Review: Does the Accubrush really solve the cutting in problem?by Jack Wells August 3rd, 2018
When painting, one of the first steps to any paint job is to cut in along the ceilings, moldings, corners, and any other areas that require painting in a straight line. It can be one of the most frustrating and time-consuming parts of being a painter since it requires accuracy and a lot of patience.
Traditionally, painters use tape or angled brushes to cut in, but painting tool manufacturers have always been trying to find the next best thing when it comes to edgers. Many have tried to find a solution that saves people time and improves accuracy. One such tool that promises to cut in quickly and accurately is the Accubrush.
Accubrush here to save the day
No longer is painting a room a two-step process! The Accubrush is a patented roller, brush and shield that lets you cut in and paint with one tool. There is a tiny, fine line brush that fits neatly behind the roller. This brush spreads the paint to the areas where the roller cannot reach, like to the edge of the wall. Thanks to the shield, paint can’t spread onto the trim.
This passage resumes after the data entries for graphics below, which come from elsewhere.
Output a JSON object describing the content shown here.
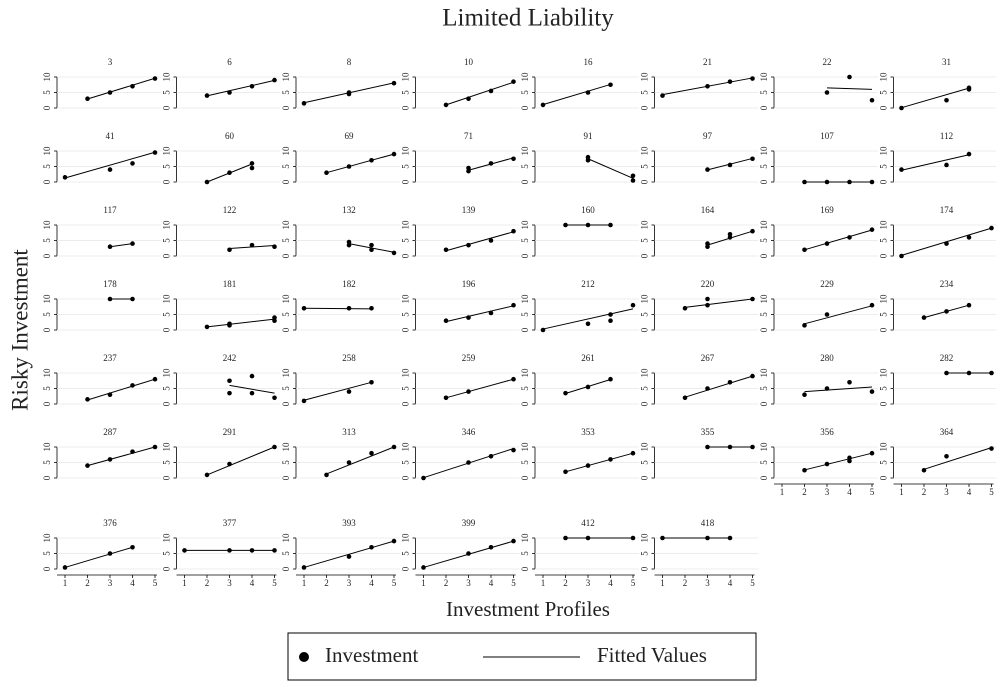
{
  "chart_data": {
    "type": "scatter",
    "title": "Limited Liability",
    "xlabel": "Investment Profiles",
    "ylabel": "Risky Investment",
    "legend": {
      "points": "Investment",
      "line": "Fitted Values"
    },
    "point_color": "#000000",
    "line_color": "#000000",
    "grid": true,
    "xlim": [
      1,
      5
    ],
    "xticks": [
      1,
      2,
      3,
      4,
      5
    ],
    "ylim": [
      0,
      10
    ],
    "yticks": [
      0,
      5,
      10
    ],
    "panels": [
      {
        "title": "3",
        "x": [
          2,
          3,
          4,
          5
        ],
        "values": [
          3,
          5,
          7,
          9.5
        ],
        "fit_x": [
          2,
          5
        ],
        "fit": [
          2.9,
          9.6
        ]
      },
      {
        "title": "6",
        "x": [
          2,
          3,
          4,
          5
        ],
        "values": [
          4,
          5,
          7,
          9
        ],
        "fit_x": [
          2,
          5
        ],
        "fit": [
          3.9,
          8.9
        ]
      },
      {
        "title": "8",
        "x": [
          1,
          3,
          3,
          5
        ],
        "values": [
          1.5,
          4.5,
          5,
          8
        ],
        "fit_x": [
          1,
          5
        ],
        "fit": [
          1.7,
          8.1
        ]
      },
      {
        "title": "10",
        "x": [
          2,
          3,
          4,
          5
        ],
        "values": [
          1,
          3,
          5.5,
          8.5
        ],
        "fit_x": [
          2,
          5
        ],
        "fit": [
          1,
          8.3
        ]
      },
      {
        "title": "16",
        "x": [
          1,
          3,
          4
        ],
        "values": [
          1,
          5,
          7.5
        ],
        "fit_x": [
          1,
          4
        ],
        "fit": [
          1.1,
          7.6
        ]
      },
      {
        "title": "21",
        "x": [
          1,
          3,
          4,
          5
        ],
        "values": [
          4,
          7,
          8.5,
          9.5
        ],
        "fit_x": [
          1,
          5
        ],
        "fit": [
          4.3,
          9.7
        ]
      },
      {
        "title": "22",
        "x": [
          3,
          4,
          5
        ],
        "values": [
          5,
          10,
          2.5
        ],
        "fit_x": [
          3,
          5
        ],
        "fit": [
          6.5,
          6
        ]
      },
      {
        "title": "31",
        "x": [
          1,
          3,
          4,
          4
        ],
        "values": [
          0,
          2.5,
          6,
          6.5
        ],
        "fit_x": [
          1,
          4
        ],
        "fit": [
          0.1,
          6.4
        ]
      },
      {
        "title": "41",
        "x": [
          1,
          3,
          4,
          5
        ],
        "values": [
          1.5,
          4,
          6,
          9.5
        ],
        "fit_x": [
          1,
          5
        ],
        "fit": [
          1.3,
          9.6
        ]
      },
      {
        "title": "60",
        "x": [
          2,
          3,
          4,
          4
        ],
        "values": [
          0,
          3,
          4.5,
          6
        ],
        "fit_x": [
          2,
          4
        ],
        "fit": [
          0,
          5.8
        ]
      },
      {
        "title": "69",
        "x": [
          2,
          3,
          4,
          5
        ],
        "values": [
          3,
          5,
          7,
          9
        ],
        "fit_x": [
          2,
          5
        ],
        "fit": [
          3,
          9
        ]
      },
      {
        "title": "71",
        "x": [
          3,
          3,
          4,
          5
        ],
        "values": [
          3.5,
          4.5,
          6,
          7.5
        ],
        "fit_x": [
          3,
          5
        ],
        "fit": [
          3.8,
          7.8
        ]
      },
      {
        "title": "91",
        "x": [
          3,
          3,
          5,
          5
        ],
        "values": [
          8,
          7,
          2,
          0.5
        ],
        "fit_x": [
          3,
          5
        ],
        "fit": [
          7.5,
          1.2
        ]
      },
      {
        "title": "97",
        "x": [
          3,
          4,
          5
        ],
        "values": [
          4,
          5.5,
          7.5
        ],
        "fit_x": [
          3,
          5
        ],
        "fit": [
          3.9,
          7.6
        ]
      },
      {
        "title": "107",
        "x": [
          2,
          3,
          4,
          5
        ],
        "values": [
          0,
          0,
          0,
          0
        ],
        "fit_x": [
          2,
          5
        ],
        "fit": [
          0,
          0
        ]
      },
      {
        "title": "112",
        "x": [
          1,
          3,
          4
        ],
        "values": [
          4,
          5.5,
          9
        ],
        "fit_x": [
          1,
          4
        ],
        "fit": [
          3.8,
          8.8
        ]
      },
      {
        "title": "117",
        "x": [
          3,
          4
        ],
        "values": [
          3,
          4
        ],
        "fit_x": [
          3,
          4
        ],
        "fit": [
          3,
          4
        ]
      },
      {
        "title": "122",
        "x": [
          3,
          4,
          5
        ],
        "values": [
          2,
          3.5,
          3
        ],
        "fit_x": [
          3,
          5
        ],
        "fit": [
          2.4,
          3.4
        ]
      },
      {
        "title": "132",
        "x": [
          3,
          3,
          4,
          4,
          5
        ],
        "values": [
          3.5,
          4.5,
          3.5,
          2,
          1
        ],
        "fit_x": [
          3,
          5
        ],
        "fit": [
          4,
          1.2
        ]
      },
      {
        "title": "139",
        "x": [
          2,
          3,
          4,
          5
        ],
        "values": [
          2,
          3.5,
          5,
          8
        ],
        "fit_x": [
          2,
          5
        ],
        "fit": [
          1.7,
          7.8
        ]
      },
      {
        "title": "160",
        "x": [
          2,
          3,
          4
        ],
        "values": [
          10,
          10,
          10
        ],
        "fit_x": [
          2,
          4
        ],
        "fit": [
          10,
          10
        ]
      },
      {
        "title": "164",
        "x": [
          3,
          3,
          4,
          4,
          5
        ],
        "values": [
          3,
          4,
          6,
          7,
          8
        ],
        "fit_x": [
          3,
          5
        ],
        "fit": [
          3.5,
          8
        ]
      },
      {
        "title": "169",
        "x": [
          2,
          3,
          4,
          5
        ],
        "values": [
          2,
          4,
          6,
          8.5
        ],
        "fit_x": [
          2,
          5
        ],
        "fit": [
          2,
          8.4
        ]
      },
      {
        "title": "174",
        "x": [
          1,
          3,
          4,
          5
        ],
        "values": [
          0,
          4,
          6,
          9
        ],
        "fit_x": [
          1,
          5
        ],
        "fit": [
          0.2,
          9
        ]
      },
      {
        "title": "178",
        "x": [
          3,
          4
        ],
        "values": [
          10,
          10
        ],
        "fit_x": [
          3,
          4
        ],
        "fit": [
          10,
          10
        ]
      },
      {
        "title": "181",
        "x": [
          2,
          3,
          3,
          5,
          5
        ],
        "values": [
          1,
          1.5,
          2,
          3,
          4
        ],
        "fit_x": [
          2,
          5
        ],
        "fit": [
          1,
          3.5
        ]
      },
      {
        "title": "182",
        "x": [
          1,
          3,
          4
        ],
        "values": [
          7,
          7,
          7
        ],
        "fit_x": [
          1,
          4
        ],
        "fit": [
          7,
          6.8
        ]
      },
      {
        "title": "196",
        "x": [
          2,
          3,
          4,
          5
        ],
        "values": [
          3,
          4,
          5.5,
          8
        ],
        "fit_x": [
          2,
          5
        ],
        "fit": [
          2.7,
          7.8
        ]
      },
      {
        "title": "212",
        "x": [
          1,
          3,
          4,
          4,
          5
        ],
        "values": [
          0,
          2,
          3,
          5,
          8
        ],
        "fit_x": [
          1,
          5
        ],
        "fit": [
          0.3,
          6.8
        ]
      },
      {
        "title": "220",
        "x": [
          2,
          3,
          3,
          5
        ],
        "values": [
          7,
          8,
          10,
          10
        ],
        "fit_x": [
          2,
          5
        ],
        "fit": [
          7.3,
          10
        ]
      },
      {
        "title": "229",
        "x": [
          2,
          3,
          5
        ],
        "values": [
          1.5,
          5,
          8
        ],
        "fit_x": [
          2,
          5
        ],
        "fit": [
          2,
          7.8
        ]
      },
      {
        "title": "234",
        "x": [
          2,
          3,
          4
        ],
        "values": [
          4,
          6,
          8
        ],
        "fit_x": [
          2,
          4
        ],
        "fit": [
          4,
          8
        ]
      },
      {
        "title": "237",
        "x": [
          2,
          3,
          4,
          5
        ],
        "values": [
          1.5,
          3,
          6,
          8
        ],
        "fit_x": [
          2,
          5
        ],
        "fit": [
          1.3,
          8
        ]
      },
      {
        "title": "242",
        "x": [
          3,
          3,
          4,
          4,
          5
        ],
        "values": [
          3.5,
          7.5,
          3.5,
          9,
          2
        ],
        "fit_x": [
          3,
          5
        ],
        "fit": [
          6,
          3.5
        ]
      },
      {
        "title": "258",
        "x": [
          1,
          3,
          4
        ],
        "values": [
          1,
          4,
          7
        ],
        "fit_x": [
          1,
          4
        ],
        "fit": [
          1.2,
          7
        ]
      },
      {
        "title": "259",
        "x": [
          2,
          3,
          5
        ],
        "values": [
          2,
          4,
          8
        ],
        "fit_x": [
          2,
          5
        ],
        "fit": [
          2,
          8
        ]
      },
      {
        "title": "261",
        "x": [
          2,
          3,
          4
        ],
        "values": [
          3.5,
          5.5,
          8
        ],
        "fit_x": [
          2,
          4
        ],
        "fit": [
          3.4,
          7.9
        ]
      },
      {
        "title": "267",
        "x": [
          2,
          3,
          4,
          5
        ],
        "values": [
          2,
          5,
          7,
          9
        ],
        "fit_x": [
          2,
          5
        ],
        "fit": [
          2.2,
          9
        ]
      },
      {
        "title": "280",
        "x": [
          2,
          3,
          4,
          5
        ],
        "values": [
          3,
          5,
          7,
          4
        ],
        "fit_x": [
          2,
          5
        ],
        "fit": [
          4,
          5.5
        ]
      },
      {
        "title": "282",
        "x": [
          3,
          4,
          5
        ],
        "values": [
          10,
          10,
          10
        ],
        "fit_x": [
          3,
          5
        ],
        "fit": [
          10,
          10
        ]
      },
      {
        "title": "287",
        "x": [
          2,
          3,
          4,
          5
        ],
        "values": [
          4,
          6,
          8.5,
          10
        ],
        "fit_x": [
          2,
          5
        ],
        "fit": [
          4,
          10
        ]
      },
      {
        "title": "291",
        "x": [
          2,
          3,
          5
        ],
        "values": [
          1,
          4.5,
          10
        ],
        "fit_x": [
          2,
          5
        ],
        "fit": [
          1,
          10
        ]
      },
      {
        "title": "313",
        "x": [
          2,
          3,
          4,
          5
        ],
        "values": [
          1,
          5,
          8,
          10
        ],
        "fit_x": [
          2,
          5
        ],
        "fit": [
          1.3,
          10
        ]
      },
      {
        "title": "346",
        "x": [
          1,
          3,
          4,
          5
        ],
        "values": [
          0,
          5,
          7,
          9
        ],
        "fit_x": [
          1,
          5
        ],
        "fit": [
          0.1,
          9.5
        ]
      },
      {
        "title": "353",
        "x": [
          2,
          3,
          4,
          5
        ],
        "values": [
          2,
          4,
          6,
          8
        ],
        "fit_x": [
          2,
          5
        ],
        "fit": [
          2,
          8
        ]
      },
      {
        "title": "355",
        "x": [
          3,
          4,
          5
        ],
        "values": [
          10,
          10,
          10
        ],
        "fit_x": [
          3,
          5
        ],
        "fit": [
          10,
          10
        ]
      },
      {
        "title": "356",
        "x": [
          2,
          3,
          4,
          4,
          5
        ],
        "values": [
          2.5,
          4.5,
          5.5,
          6.5,
          8
        ],
        "fit_x": [
          2,
          5
        ],
        "fit": [
          2.6,
          8
        ]
      },
      {
        "title": "364",
        "x": [
          2,
          3,
          5
        ],
        "values": [
          2.5,
          7,
          9.5
        ],
        "fit_x": [
          2,
          5
        ],
        "fit": [
          2.8,
          9.8
        ]
      },
      {
        "title": "376",
        "x": [
          1,
          3,
          4
        ],
        "values": [
          0.5,
          5,
          7
        ],
        "fit_x": [
          1,
          4
        ],
        "fit": [
          0.5,
          7
        ]
      },
      {
        "title": "377",
        "x": [
          1,
          3,
          4,
          5
        ],
        "values": [
          6,
          6,
          6,
          6
        ],
        "fit_x": [
          1,
          5
        ],
        "fit": [
          6,
          6
        ]
      },
      {
        "title": "393",
        "x": [
          1,
          3,
          4,
          5
        ],
        "values": [
          0.5,
          4,
          7,
          9
        ],
        "fit_x": [
          1,
          5
        ],
        "fit": [
          0.5,
          9
        ]
      },
      {
        "title": "399",
        "x": [
          1,
          3,
          4,
          5
        ],
        "values": [
          0.5,
          5,
          7,
          9
        ],
        "fit_x": [
          1,
          5
        ],
        "fit": [
          0.5,
          9
        ]
      },
      {
        "title": "412",
        "x": [
          2,
          3,
          5
        ],
        "values": [
          10,
          10,
          10
        ],
        "fit_x": [
          2,
          5
        ],
        "fit": [
          10,
          10
        ]
      },
      {
        "title": "418",
        "x": [
          1,
          3,
          4
        ],
        "values": [
          10,
          10,
          10
        ],
        "fit_x": [
          1,
          4
        ],
        "fit": [
          10,
          10
        ]
      }
    ]
  }
}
According to Accubrush, with their tool, you can edge eight feet with just one load of the roller. Accubrush claims that you will have a perfect line every time.
Putting it to the test
We tried out the Accubrush and there are somethings that we have noticed. When using the Accubrush, it does make a dragging and scratching noise, something that a paintbrush does not make. The little wheels that help guide the tool leave track marks on the wall. There is also a small gap that isn’t covered, which is bothersome to a perfectionist or a professional.
If you are working on a big room, you may find it frustrating that to roller runs out of paint relatively quickly. We covered 3-4 feet before the roller needed refreshing. You will have to keep putting more paint on the roller, not really saving you much time than if you were just using a regular paint brush.
When it comes to the rollers, you’ll be left wanting. Just touching them, they shed little fibers that will definitely affect the clean finish most people are looking for when they paint. Plus, they have a deep pile that is not well suited to a smooth surface.
They have plastic caps on the ends, so cleaning is problematic. The company claims they can be cleaned by immersing the entire mechanism in water, but that seems (and is in practice) terribly impractical.
Works everywhere! Or not…
We found that the Accubrush works “best” under ideal conditions. What are ideal conditions? Surfaces that are perfectly smooth, low textured, with no imperfections. For uneven surfaces, like many ceilings and walls, the Accubrush doesn’t paint in the promised straight, even line. It also doesn’t paint well in corners or around edges.
It does work pretty well on long smooth areas, but the wheels will still leave little marks that you’ll have to go back over anyway. Plus, if the ceiling is wet and you want to paint the wall, the plastic guard will smudge the paint.
Tried and true methods prevail
At the end of the day, as a professional, it’s probably easier and quicker to cut in the edges by hand. You can use your trusty regular rollers and brushes that you already have. If the area is dry, you can just use tape or an angled brush.
The Accubrush might save you some time, but the results are imperfect. You would still need to go back and fill in the areas where the wheels left marks and, depending on your standards, the gap left along the edge. This tool is only suitable for some DIYers, who don’t mind the imperfections of the cut in.